第16話 そんなに一緒がいいんだ

「よーし、じゃあ文化祭の実行委員決めるぞ~」


 席替え騒動が落ち着いた後、担任が今一度話し始める。

 うちの高校では文化祭が九月中旬にある。実行委員は、まあ体の良い雑用である。やりたい奴なんているわけもなく。定番のくじ引きが決行される。


「涼音は実行委員やるのか?」

「いやー、部活忙しいし、また成績下がったらヤバいから、あんまかも。あと普通にめんどい」

「だよなー」


 ただでさえ部活で忙しい俺らにとって実行委員はかなり負担が重い。涼音もできることなら避けたいという意思は同じなようだ。


 先程のように教卓の前に行く。まあ大体、30分の1だ。確率で言うと3%だ。前の人がくじを戻さないから厳密に言えば違うんだけど。なんにせよ高確率で外れる。当たるわけない。ない……よね?


 くじを引く。割り箸の先が赤い。――当たりだ。いや、俺からすればハズレの方。なんでやねん。


「げっ……」


 どうやら先ほどの席替えで俺の運は尽きたらしい。うわー、めんどくせー。まあでもここで駄々こねるなんて見っともないことするわけにもいかない。はぁ、やるしかないか。


「男子であたった人はー?」

「……はい」


 認めたくない現実を確認されて、声色が悪くなる。ほんとにすまん。無意識だ。でも、これくらいは許してほしい。


「女子は〜?」

「は~い」


 ここ数ヶ月で聞き馴染みになった声が聞こえる。右隣を見ると、亜麻色の髪が今日も美しくなびいた天城が控えめに手を挙げていた。

 これは俺からしてもラッキーだ。実行委員は二人で作業する時間も多いので、きちんと仲の良い人でよかった。

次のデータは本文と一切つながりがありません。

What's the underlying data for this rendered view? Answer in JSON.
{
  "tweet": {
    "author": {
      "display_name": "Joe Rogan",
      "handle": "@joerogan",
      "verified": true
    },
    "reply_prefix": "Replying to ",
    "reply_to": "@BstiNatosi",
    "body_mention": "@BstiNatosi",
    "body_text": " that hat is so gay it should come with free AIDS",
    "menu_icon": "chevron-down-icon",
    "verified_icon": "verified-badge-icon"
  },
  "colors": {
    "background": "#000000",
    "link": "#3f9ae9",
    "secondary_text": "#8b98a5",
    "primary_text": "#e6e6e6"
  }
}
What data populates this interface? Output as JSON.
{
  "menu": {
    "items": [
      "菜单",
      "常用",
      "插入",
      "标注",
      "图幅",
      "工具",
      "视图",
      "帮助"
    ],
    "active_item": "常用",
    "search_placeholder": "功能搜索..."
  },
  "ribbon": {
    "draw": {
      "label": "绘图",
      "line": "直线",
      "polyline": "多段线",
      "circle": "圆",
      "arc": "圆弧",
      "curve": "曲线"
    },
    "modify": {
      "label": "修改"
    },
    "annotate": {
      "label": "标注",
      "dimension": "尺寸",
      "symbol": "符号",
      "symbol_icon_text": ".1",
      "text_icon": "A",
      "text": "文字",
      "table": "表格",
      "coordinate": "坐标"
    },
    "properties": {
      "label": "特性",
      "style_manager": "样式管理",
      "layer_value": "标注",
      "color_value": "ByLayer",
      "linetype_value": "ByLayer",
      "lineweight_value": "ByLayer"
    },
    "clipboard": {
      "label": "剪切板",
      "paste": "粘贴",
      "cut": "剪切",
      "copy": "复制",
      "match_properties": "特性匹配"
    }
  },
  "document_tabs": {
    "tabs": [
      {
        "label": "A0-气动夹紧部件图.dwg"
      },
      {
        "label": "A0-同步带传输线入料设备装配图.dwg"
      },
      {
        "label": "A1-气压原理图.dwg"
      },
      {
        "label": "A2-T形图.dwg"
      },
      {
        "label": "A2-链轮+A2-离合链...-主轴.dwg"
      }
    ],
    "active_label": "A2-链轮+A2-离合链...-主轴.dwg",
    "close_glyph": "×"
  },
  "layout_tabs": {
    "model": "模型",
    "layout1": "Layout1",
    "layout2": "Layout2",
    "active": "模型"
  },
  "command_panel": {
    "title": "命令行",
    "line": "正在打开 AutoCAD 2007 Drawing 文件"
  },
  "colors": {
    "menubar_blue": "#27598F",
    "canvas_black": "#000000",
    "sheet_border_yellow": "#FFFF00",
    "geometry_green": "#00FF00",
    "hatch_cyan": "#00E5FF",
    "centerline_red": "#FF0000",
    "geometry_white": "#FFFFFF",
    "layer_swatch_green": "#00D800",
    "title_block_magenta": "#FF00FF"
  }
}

「いや~。よかったよ、日向くんで。他の人だと、ちょっと……ね?」

「あー、お察しします」


 学年一の美少女さんからすれば俺は当たりの部類なのだろう。気心知れていて、自分の幼馴染にぞっこんな男だから、万が一にも自分に言い寄ってくることもない。

 先ほどのとおり、二人で作業することも多くなる。だから身に危険を感じるのは当然だ。自意識過剰などではなく、実際にこういった危機感を持っていないといけなかったのだろう。


「こ、琴花さん、もしよければ替りましょうか? なんて」

「ダメだよ、すーちゃん。また忙しくして成績悪くなったらどうすんの?」

「ごもっともです」


 なんだかしょげていて悔しそうな涼音がいた。実際、彼女は部活の多忙で成績を落としたことがあったから何も言えないのだろう。

 そんなことを考えていたら、つい10分ほど前に見た光景が広がってデジャヴを感じた。


「おい、ずるいぞ! 日向!」

「もういいって、そのくだり」

「いいわけあるか! お前だけずるいぞ! 替れって!」

「少なくともお前らとは替らん!」

「なんでだよ! さっきまで嫌そうだっただろ!」

「事情が変わったんだよ、事情が」


 実際、ここで誰かと変わるのは心象が良くない。天城が人畜無害な俺とペアになって安心しているのであれば誰かと変わるのは迷惑だろう。それは、駄目だ。天城は涼音の大切な幼馴染。それに、涼音との関係を後押ししてくれる恩人だ。恩は返さなければ。


「そんなに琴花と一緒がいいんだ……」

「そ、そうじゃないって……」

「ふーん……」

「なんだなんだ痴話喧嘩か?」

「いいぞ、夏原、やっちまえ!」


 てんやわんや。……これもうさっきやったよな? 再び収拾がつかなくなった教室を放置して、担任は形式上のホームルームを終えるとさっさと退室。絶対、面白がってほっといただろ。

 結局、今回も辰也と天城が場を鎮めた。ただ、先ほどと違うのは――やや不機嫌な涼音の溜飲を下げる役割が、俺に回ってきたことだった。